No. 13 (formerly No. 11) has a blue plaque. It was the home of author A. A. Milne (1882–1956) and his wife Daphne (1890–1971) from 1919 until about 1940. Their son Christopher Robin (1920–1996) was born here. As a child he was the basis of the character Christopher Robin in his father's Winnie-the-Pooh stories and in two books of poems, all written at this house.

No. 15 was the home of the actor Dennis Price (1915–1973) from 1948 until his divorce in 1950.

No. 19 is Chelsea's former telephone exchange, whose future use is under discussion.

At No. 21 (Vale Court) in 1963, Stephen Ward (1912–1963), the society osteopath who was one of the central figures in the Profumo affair, committed suicide in a friend's flat.

===Even-numbered buildings===
Nos. 2 and 4, known together as Mallord House, are listed Grade II by Historic England. They were designed by Ralph Knott. The English film and stage actor Garry Marsh was recorded living at "Mallord Cottage" in the 1920s and 1930s.
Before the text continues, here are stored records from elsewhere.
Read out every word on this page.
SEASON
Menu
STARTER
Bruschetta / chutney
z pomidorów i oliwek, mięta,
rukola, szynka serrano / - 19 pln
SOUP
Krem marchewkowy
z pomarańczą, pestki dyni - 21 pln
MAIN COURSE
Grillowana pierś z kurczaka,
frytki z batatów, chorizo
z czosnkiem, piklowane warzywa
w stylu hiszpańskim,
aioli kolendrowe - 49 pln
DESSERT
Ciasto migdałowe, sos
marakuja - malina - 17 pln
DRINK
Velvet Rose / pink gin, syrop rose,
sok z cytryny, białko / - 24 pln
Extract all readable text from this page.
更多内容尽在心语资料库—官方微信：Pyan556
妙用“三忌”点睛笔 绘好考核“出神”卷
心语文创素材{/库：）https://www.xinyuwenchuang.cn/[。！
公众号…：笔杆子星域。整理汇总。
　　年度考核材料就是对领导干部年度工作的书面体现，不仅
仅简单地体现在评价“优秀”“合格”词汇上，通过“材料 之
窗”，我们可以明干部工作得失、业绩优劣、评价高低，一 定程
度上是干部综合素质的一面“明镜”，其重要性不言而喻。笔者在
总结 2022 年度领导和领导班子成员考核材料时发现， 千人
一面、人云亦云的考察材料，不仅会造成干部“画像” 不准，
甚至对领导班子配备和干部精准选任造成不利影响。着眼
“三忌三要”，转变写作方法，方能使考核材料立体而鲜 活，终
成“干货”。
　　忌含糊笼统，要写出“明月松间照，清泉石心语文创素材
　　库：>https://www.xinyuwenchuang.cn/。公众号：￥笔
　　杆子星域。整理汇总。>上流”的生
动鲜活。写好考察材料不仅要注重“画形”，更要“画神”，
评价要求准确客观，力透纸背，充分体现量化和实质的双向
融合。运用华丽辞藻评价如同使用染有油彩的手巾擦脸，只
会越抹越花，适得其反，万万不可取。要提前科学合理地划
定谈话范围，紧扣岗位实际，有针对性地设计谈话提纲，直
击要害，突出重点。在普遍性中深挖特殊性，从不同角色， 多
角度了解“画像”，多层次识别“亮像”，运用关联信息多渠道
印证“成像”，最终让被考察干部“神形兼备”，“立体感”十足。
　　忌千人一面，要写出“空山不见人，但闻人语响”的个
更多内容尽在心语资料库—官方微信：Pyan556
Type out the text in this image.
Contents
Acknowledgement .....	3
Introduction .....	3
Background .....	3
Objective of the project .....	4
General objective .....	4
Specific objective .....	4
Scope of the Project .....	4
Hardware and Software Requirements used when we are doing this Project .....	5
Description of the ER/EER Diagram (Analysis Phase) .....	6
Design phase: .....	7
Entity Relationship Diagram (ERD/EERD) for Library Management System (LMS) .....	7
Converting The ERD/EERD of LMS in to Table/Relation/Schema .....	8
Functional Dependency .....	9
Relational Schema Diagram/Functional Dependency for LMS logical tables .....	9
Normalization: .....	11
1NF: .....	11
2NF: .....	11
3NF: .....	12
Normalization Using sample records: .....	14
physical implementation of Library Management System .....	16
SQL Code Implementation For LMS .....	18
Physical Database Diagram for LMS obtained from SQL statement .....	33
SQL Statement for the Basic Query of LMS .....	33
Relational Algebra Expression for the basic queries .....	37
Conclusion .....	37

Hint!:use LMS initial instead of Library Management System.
Nos. 6 and 8, also Grade II listed, were designed by W. D. Caröe in 1912–13 for Percy Morris of Elm Park Gardens, and were originally intended for Morris's coachman.

No. 10 was the home of the Irish sculptor and artist John Francis Kavanagh (1903–1984) from about 1936 to about 1946.

Sir William Thomas Furse (1865–1953), a Master-General of the Ordnance, lived at No. 18.

Anthony Crossley (1903–1939), a writer, publisher and Conservative politician, lived with his family at No. 26.

No. 28 is a house built in 1913–14 by the Russian architect Boris Anrep, from designs by Dutch architect Robert van 't Hoff, for the artist Augustus John (1878–1961) to use as a studio. In 1935 it was bought by the popular singer Gracie Fields (1887–1979). It is a Grade II listed building and has a blue plaque commemorating John.

No. 32 was built in about 1913 for the landscape artist Arthur Croft Mitchell (1872–1956), including a studio at the back, from designs by Charles Hall. He lived there until his death.